1. Fundamental physics of current flow through nanosystems: Traditional CAD tools for electronic conduction are based on macroscopic concepts such as mobility and diffusion that do not apply at these length scales. Our methods include effects due to quantum interference right from the outset, along with inelastic scattering, ‘friction’ and heating due to vibrations and spins, strong non-equilibrium many-body effects, and time-dependent effects due to hysteretic switching, memory and noise.

2. Computational modeling: Here we develop the formal evolution equations into quantitative simulation tools. This includes semi-empirical as well as ‘first principles’ methods for capturing chemistry, bandstructure and transport, describing the nano-channels and contact surfaces atomistically. Special attention is aimed at multiscaling and embedding techniques to describe hetero-interfaces and surface states, as in hybrid molecule-silicon devices.

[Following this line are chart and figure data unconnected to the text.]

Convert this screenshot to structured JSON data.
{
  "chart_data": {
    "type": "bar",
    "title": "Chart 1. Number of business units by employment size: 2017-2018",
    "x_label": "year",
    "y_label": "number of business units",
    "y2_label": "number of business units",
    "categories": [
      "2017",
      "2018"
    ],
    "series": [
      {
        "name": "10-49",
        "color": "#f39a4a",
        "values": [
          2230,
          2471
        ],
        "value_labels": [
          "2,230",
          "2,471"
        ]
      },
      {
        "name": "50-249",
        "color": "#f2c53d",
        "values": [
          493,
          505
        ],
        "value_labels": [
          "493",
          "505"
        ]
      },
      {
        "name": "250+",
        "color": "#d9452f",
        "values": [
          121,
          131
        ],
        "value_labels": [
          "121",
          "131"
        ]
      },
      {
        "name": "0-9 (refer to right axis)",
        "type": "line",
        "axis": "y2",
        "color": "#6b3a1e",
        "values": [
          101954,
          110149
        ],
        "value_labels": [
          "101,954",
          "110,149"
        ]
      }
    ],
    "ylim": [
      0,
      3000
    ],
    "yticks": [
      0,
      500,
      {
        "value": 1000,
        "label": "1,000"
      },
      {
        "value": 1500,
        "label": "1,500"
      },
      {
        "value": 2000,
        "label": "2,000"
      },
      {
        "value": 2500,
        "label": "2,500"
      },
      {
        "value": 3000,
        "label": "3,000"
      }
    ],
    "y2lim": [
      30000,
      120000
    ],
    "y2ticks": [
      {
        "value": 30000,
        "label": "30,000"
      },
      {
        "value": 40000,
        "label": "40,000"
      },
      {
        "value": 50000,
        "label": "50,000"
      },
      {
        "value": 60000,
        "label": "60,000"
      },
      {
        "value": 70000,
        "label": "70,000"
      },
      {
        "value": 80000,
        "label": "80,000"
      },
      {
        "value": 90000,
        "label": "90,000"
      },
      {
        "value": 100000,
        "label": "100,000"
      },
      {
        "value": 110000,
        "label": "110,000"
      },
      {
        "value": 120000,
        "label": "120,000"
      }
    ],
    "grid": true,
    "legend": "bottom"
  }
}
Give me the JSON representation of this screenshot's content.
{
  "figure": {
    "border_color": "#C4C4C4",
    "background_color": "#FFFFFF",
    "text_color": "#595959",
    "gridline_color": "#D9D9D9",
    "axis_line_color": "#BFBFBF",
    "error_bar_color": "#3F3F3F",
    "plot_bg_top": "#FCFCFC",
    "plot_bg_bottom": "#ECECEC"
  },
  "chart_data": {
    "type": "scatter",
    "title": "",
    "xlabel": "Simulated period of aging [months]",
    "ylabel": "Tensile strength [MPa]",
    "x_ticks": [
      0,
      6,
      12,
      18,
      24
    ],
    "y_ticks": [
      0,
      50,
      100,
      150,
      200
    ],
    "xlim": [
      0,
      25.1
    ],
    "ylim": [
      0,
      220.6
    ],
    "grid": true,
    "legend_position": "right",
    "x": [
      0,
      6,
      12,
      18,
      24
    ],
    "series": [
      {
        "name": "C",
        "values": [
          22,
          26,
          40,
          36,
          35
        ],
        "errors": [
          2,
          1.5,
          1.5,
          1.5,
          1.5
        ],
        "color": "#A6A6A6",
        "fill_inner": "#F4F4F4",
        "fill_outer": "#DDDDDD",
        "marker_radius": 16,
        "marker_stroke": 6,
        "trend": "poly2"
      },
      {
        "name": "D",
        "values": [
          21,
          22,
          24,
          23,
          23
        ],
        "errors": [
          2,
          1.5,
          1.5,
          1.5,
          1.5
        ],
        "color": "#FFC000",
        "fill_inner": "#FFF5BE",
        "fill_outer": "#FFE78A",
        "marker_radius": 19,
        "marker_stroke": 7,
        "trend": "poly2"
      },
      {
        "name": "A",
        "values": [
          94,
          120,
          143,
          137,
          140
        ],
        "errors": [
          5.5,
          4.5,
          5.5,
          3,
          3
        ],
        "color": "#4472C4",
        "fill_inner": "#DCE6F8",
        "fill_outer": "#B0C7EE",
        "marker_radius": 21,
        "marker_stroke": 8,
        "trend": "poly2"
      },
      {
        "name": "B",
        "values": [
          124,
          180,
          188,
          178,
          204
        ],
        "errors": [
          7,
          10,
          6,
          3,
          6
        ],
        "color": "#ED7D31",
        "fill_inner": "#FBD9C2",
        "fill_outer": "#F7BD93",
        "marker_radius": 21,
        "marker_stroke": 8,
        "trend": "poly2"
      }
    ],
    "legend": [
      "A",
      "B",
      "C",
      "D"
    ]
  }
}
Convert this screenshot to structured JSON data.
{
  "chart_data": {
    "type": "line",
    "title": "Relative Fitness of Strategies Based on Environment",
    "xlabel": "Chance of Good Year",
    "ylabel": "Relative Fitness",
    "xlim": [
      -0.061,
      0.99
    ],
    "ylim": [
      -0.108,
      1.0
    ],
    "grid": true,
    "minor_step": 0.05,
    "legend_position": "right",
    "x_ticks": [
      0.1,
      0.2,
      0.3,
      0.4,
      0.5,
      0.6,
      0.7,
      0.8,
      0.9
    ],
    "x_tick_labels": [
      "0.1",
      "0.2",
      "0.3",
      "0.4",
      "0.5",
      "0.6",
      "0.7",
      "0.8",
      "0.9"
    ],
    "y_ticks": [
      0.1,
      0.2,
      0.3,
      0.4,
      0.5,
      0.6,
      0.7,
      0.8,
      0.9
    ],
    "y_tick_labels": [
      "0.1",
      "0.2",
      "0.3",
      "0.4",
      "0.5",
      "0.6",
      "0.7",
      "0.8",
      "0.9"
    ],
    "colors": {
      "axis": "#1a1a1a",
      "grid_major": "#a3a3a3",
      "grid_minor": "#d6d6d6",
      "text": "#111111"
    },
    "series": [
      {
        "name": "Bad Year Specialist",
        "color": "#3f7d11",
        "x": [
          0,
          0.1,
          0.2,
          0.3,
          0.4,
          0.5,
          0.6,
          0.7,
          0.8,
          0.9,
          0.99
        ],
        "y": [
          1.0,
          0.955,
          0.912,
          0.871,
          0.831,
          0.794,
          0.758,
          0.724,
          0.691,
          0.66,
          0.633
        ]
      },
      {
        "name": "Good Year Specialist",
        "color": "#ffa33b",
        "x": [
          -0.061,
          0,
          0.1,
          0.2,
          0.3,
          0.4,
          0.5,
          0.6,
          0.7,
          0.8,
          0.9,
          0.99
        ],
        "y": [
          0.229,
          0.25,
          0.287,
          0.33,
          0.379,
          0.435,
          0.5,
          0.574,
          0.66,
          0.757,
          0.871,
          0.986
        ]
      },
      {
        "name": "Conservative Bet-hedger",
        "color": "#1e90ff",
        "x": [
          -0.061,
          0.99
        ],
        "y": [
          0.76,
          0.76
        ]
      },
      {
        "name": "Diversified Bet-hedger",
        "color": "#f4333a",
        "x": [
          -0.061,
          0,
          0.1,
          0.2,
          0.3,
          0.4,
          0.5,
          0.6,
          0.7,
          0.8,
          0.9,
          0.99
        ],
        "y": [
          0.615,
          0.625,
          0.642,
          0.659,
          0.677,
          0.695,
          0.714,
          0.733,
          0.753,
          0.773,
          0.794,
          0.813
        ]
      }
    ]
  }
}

3. Device engineering: Here we combine the formal equations with numerical simulations to identify performance advantages and limitations of nanoscale devices, such as resonant tunneling diodes, switches, conductors, interconnects, transistors and electronic sensors made out of various materials such as molecules, nanotubes, nanowires, spintronic or magnetic elements and silicon quantum dots. Part of our current interests involve exploring hybrid devices operating on novel principles, such as gate-tunable scattering centers for characterization and detection, conformationally gated molecules for nano-relays, molecular redox centers and motors integrated on a silicon CMOS platform for memory and heat sinking.